Allegations of a checkered financial past were not enough to keep Christine O'Donnell from a surprise victory in Tuesday's Republican Senate primary in Delaware. But as the Tea-Party-backed candidate enters the general election and the national spotlight, the trickle of accusations, from unpaid student debts and income taxes to IRS liens and improperly used campaign funds, has become a steady stream.
O'Donnell, a former marketing executive and conservative pundit, has twice before run for Senate and lost, leaving in her wake a lengthy paper trail. Her defeat of Mike Castle, a longtime Republican congressman heavily favored to win, has earned her enemies in both the Democratic and Republican parties, all of whom are digging into her financial history looking for mud to sling.
Just before voters went to go the polls, Delaware residents received a robocall, paid for by the state's Republican party. It was a recorded message from O'Donnell's 2008 campaign manager, Kristin Murray, alleging that O'Donnell "was living on campaign donations -- using them for rent and personal expenses, while leaving her workers unpaid and piling up thousands in debt. She wasn't concerned about conservative causes. O'Donnell just wanted to make a buck."
Those were the most recent in a string of accusations that suggest financial irresponsibility dating back to O'Donnell's graduation from college and first campaigns.
O'Donnell raised eyebrows with one of her first acts as a new candidate, when she officially disclosed her finances. In a Senate financial disclosure report from July, O'Donnell reported just $5,800 in earned income between March 2009 and July 2010. She says she worked for two companies, one a marketing firm and the other a conservative political action committee.
According to Federal Election Commission data, O'Donnell contributed $3,026 of her own money, or more than half her reported "earned income" to her campaign.
In interviews, O'Donnell has said she earned more than that $5,800 but was not required to disclose it. "The only thing they can use against me is that I'm not a multimillionaire," she told the Weekly Standard before the election.
That answer falls short for some ethics watchdogs – and voters.

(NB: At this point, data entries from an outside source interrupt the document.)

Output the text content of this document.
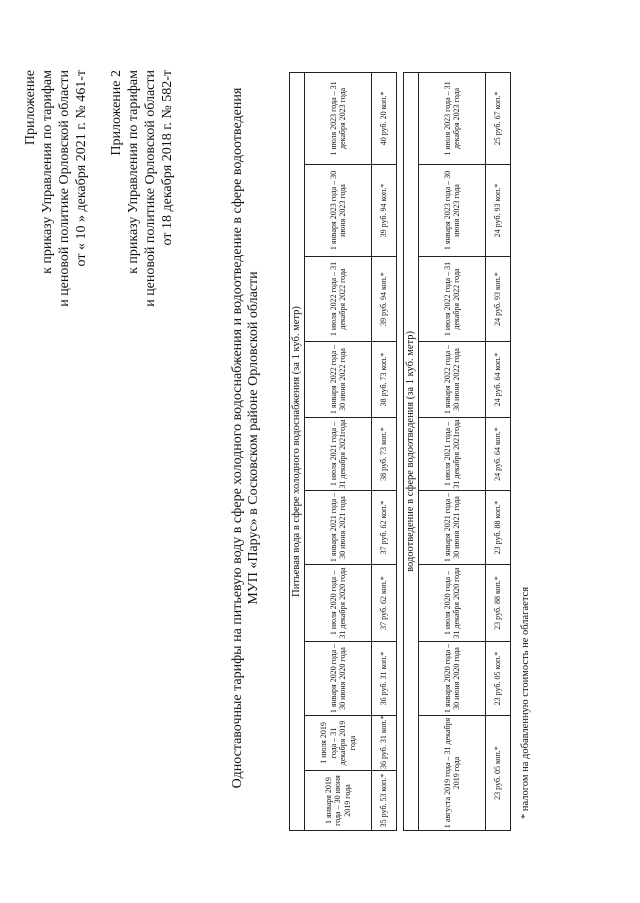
Приложение к приказу Управления по тарифам и ценовой политике Орловской области от « 10 » декабря 2021 г. № 461-т Приложение 2 к приказу Управления по тарифам и ценовой политике Орловской области от 18 декабря 2018 г. № 582-т	Одноставочные тарифы на питьевую воду в сфере холодного водоснабжения и водоотведение в сфере водоотведения МУП «Парус» в Сосковском районе Орловской области	Питьевая вода в сфере холодного водоснабжения (за 1 куб. метр)									
1 января 2019 года – 30 июня 2019 года	1 июля 2019 года – 31 декабря 2019 года	1 января 2020 года – 30 июня 2020 года	1 июля 2020 года – 31 декабря 2020 года	1 января 2021 года – 30 июня 2021 года	1 июля 2021 года – 31 декабря 2021года	1 января 2022 года – 30 июня 2022 года	1 июля 2022 года – 31 декабря 2022 года	1 января 2023 года – 30 июня 2023 года	1 июля 2023 года – 31 декабря 2023 года
35 руб. 53 коп.*	36 руб. 31 коп.*	36 руб. 31 коп.*	37 руб. 62 коп.*	37 руб. 62 коп.*	38 руб. 73 коп.*	38 руб. 73 коп.*	39 руб. 94 коп.*	39 руб. 94 коп.*	40 руб. 20 коп.*

водоотведение в сфере водоотведения (за 1 куб. метр)									
1 августа 2019 года – 31 декабря 2019 года		1 января 2020 года – 30 июня 2020 года	1 июля 2020 года – 31 декабря 2020 года	1 января 2021 года – 30 июня 2021 года	1 июля 2021 года – 31 декабря 2021года	1 января 2022 года – 30 июня 2022 года	1 июля 2022 года – 31 декабря 2022 года	1 января 2023 года – 30 июня 2023 года	1 июля 2023 года – 31 декабря 2023 года
23 руб. 05 коп.*		23 руб. 05 коп.*	23 руб. 88 коп.*	23 руб. 88 коп.*	24 руб. 64 коп.*	24 руб. 64 коп.*	24 руб. 93 коп.*	24 руб. 93 коп.*	25 руб. 67 коп.*
* налогом на добавленную стоимость не облагается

"Every candidate should at the minimum follow the law. If the public has questions beyond that, questions about a candidate's private interest that could have ties to her public work, it helps that they go beyond the minimum required d by law. She needs to provide additional details," said Dave Levinthal, spokesman for the Center for Responsive Politics.
As her political star began to rise, public documents show, so too did a string of financial issues.
In March, the IRS initiated an audit and placed a lien against her for $11,744.59 in taxes and penalties from the 2005 tax year.
"They made up an accusation about an IRS tax lien," O'Donnell said today on "Good Morning America," hours after winning the primary. "The IRS said it was a mistake. They cleared it up right away. We gave my opponent and the Republican administration, showing them that the IRS had admitted to a computer error. They chose to ignore the truth because they don't have a record to stand on."
Since 1994, Farleigh Dickinson University, in New Jersey, has sued O'Donnell five times for outstanding debts of about $5,000.
O'Donnell claims to have graduated from the school 17 years ago -- and claimed to have a degree during her 2006 Senate campaign -- but the school said she did not officially graduate until two weeks ago. In previous interviews, O'Donnell said the school withheld the diploma because of the money. But a school official interviewed by Politco.com said the degree was not conferred because she had not completed her coursework.
"It took me 12 years to pay off my college loans," she told "GMA." "I'm not a trust fund baby. Most Delawareans can relate to having to work hard to pay for their own college education. I was never dishonest about that."
In a March interview with Delaware's News Journal, O'Donnell admitted to living in a three-bedroom home with David Hust, a campaign staffer and Christian rock musician and paying half her rent – between $1,645 and $2,020 a month – with campaign donations because she uses the home as a campaign office as well.
"I am renting from the campaign," she told the paper. "I'm an unconventional candidate because I believe that we have to make sacrifices."
O'Donnell, who previously owned a home, was also sued by her mortgage holder in March 2008 at the height of her campaign against then-Sen. Joe Biden.
The company secured a mortgage default against her for $90,421 and the house was to be foreclosed and sold at auction. Instead, O'Donnell told the News Journal, she sold the house to a campaign lawyer. She said she intended to buy the house back, but decided instead to run again.
When asked on "Good Morning America" about her financial past, O'Donnell said, "We've addressed all of this stuff on our website."
Anyone looking for that information on the site today, however, would be unable to find it.
Visitors to christine2010.com were given just one option when they visited the site today, the chance to donate money. No other pages or information were available on the site except for the link allowing one to donate to the campaign.
A goal of raising $50,000 on the site was updated later in the day to $750,000.
Calls to the campaign from ABCNews.com seeking further comment were not returned.